根室半島を一周する道道35号線(根室半島線)。根室市街から約1時間で、北方領土が見える納沙布岬を経て一周できる。半島を左回りで走り、根室港まであと5~6㎞の場所に「HOTEL CASA NEMURO」がポツンと建っている。日本で最東端のレジャーホテル、いわゆるラブホである。(写真は、根室半島にあるに「HOTEL CASA NEMURO」)
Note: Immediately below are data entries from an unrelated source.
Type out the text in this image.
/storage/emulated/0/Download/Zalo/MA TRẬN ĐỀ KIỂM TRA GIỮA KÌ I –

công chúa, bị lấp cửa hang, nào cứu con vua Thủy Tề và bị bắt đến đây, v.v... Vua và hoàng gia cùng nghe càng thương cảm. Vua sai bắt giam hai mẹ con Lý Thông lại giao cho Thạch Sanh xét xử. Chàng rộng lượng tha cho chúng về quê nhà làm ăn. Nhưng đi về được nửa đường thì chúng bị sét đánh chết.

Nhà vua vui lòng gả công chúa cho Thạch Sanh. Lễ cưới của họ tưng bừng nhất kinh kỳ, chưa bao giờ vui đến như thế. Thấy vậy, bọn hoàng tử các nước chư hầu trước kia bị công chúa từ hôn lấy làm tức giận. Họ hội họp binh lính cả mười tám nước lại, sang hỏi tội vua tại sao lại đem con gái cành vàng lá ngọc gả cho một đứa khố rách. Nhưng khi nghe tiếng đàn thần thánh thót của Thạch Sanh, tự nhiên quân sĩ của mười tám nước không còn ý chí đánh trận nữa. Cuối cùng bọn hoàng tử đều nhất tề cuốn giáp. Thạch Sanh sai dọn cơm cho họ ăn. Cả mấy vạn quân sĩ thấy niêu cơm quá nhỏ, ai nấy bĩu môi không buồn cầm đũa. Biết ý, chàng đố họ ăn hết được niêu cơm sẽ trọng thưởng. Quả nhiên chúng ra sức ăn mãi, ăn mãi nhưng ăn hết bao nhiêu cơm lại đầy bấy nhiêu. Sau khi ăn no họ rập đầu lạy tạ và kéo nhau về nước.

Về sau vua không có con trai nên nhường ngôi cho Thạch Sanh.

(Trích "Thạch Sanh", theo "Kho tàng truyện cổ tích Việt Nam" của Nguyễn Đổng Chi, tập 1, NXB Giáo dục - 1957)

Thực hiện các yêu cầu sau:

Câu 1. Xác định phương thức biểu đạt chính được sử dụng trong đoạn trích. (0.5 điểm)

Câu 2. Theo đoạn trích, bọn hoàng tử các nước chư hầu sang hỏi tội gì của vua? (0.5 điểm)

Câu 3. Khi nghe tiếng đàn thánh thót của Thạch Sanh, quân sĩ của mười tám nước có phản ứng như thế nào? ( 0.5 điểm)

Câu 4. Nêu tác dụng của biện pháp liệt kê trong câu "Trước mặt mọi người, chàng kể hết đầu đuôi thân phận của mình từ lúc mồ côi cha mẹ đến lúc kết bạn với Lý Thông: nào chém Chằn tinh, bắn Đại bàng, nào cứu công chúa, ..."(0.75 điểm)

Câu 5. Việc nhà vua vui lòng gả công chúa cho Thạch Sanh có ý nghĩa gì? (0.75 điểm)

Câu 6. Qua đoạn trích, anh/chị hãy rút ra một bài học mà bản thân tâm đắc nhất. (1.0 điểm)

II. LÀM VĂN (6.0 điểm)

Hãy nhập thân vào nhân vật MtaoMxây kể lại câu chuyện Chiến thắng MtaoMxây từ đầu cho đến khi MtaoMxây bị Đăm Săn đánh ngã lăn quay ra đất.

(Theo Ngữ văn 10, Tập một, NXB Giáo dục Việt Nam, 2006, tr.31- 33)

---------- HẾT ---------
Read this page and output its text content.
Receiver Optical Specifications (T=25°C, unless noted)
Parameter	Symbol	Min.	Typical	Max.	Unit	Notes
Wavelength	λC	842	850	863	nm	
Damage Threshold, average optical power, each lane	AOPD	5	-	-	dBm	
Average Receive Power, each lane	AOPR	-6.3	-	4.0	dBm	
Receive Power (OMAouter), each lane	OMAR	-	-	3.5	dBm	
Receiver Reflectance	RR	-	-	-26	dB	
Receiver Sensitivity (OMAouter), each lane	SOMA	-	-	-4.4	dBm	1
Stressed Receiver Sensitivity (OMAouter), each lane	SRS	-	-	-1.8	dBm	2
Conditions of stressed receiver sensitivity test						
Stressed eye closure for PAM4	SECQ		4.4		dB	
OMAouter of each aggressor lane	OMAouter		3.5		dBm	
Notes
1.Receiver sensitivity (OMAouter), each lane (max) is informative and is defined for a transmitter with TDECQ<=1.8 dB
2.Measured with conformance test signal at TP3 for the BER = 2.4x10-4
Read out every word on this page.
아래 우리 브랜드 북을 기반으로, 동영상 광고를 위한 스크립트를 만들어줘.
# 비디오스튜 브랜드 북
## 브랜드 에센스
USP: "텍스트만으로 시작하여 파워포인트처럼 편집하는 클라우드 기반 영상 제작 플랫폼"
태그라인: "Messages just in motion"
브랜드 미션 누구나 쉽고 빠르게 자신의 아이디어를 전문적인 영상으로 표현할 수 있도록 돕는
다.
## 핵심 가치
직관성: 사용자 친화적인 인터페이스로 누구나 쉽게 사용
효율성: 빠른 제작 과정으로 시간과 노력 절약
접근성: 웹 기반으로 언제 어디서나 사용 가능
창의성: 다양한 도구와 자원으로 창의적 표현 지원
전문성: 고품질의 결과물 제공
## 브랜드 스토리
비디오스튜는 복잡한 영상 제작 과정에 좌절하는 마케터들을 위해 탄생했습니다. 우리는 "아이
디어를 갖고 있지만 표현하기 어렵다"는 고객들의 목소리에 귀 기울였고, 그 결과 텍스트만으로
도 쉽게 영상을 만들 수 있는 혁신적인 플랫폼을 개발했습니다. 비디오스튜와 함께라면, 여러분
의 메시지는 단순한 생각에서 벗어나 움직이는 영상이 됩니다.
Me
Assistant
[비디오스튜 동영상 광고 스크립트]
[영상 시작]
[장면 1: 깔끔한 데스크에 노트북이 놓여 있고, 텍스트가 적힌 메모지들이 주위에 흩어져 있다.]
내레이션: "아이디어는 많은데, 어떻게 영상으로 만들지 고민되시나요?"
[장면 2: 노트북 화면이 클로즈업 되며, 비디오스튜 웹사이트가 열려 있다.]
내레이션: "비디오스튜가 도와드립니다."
根室半島はゆるやかな起伏が続く大地。周りには高い木がなく、北海道でも異質の景観が際立っている。納沙布岬周辺にある灯台と北方領土奪還に関する施設を除けば、ところどころに小さな漁港と漁業者の民家が点在しているだけの地域。そうした中で、国道沿いにポツンと建つ平屋のラブホは、景観の連続性から飛び出した、よそ者感を漂わせている。
このホテルが建っているところは、根室市の用途地域に指定されていない「白地地域」。建物の建設に規制のない地域のため基本的に何でも建てることができる。部屋数は8室、ガレージタイプのホテルで、部屋の中には根室港に沈む夕陽を眺めることができるという。
近くには、砦や祭祀の場所、見張り場などに利用されたチャシの一つ、コタンケシ1号、2号のチャシ跡のほか、旧日本海軍牧の内飛行場跡もある。土地の記憶が残る地域のそばに建つホテルには、逞しさも感じられる。
毎年12月、根室に通うようになって10年、その機会に根室半島1周をするようになって10年、窓の外に見える最東端のホテルは今年も冬日和の中にあった。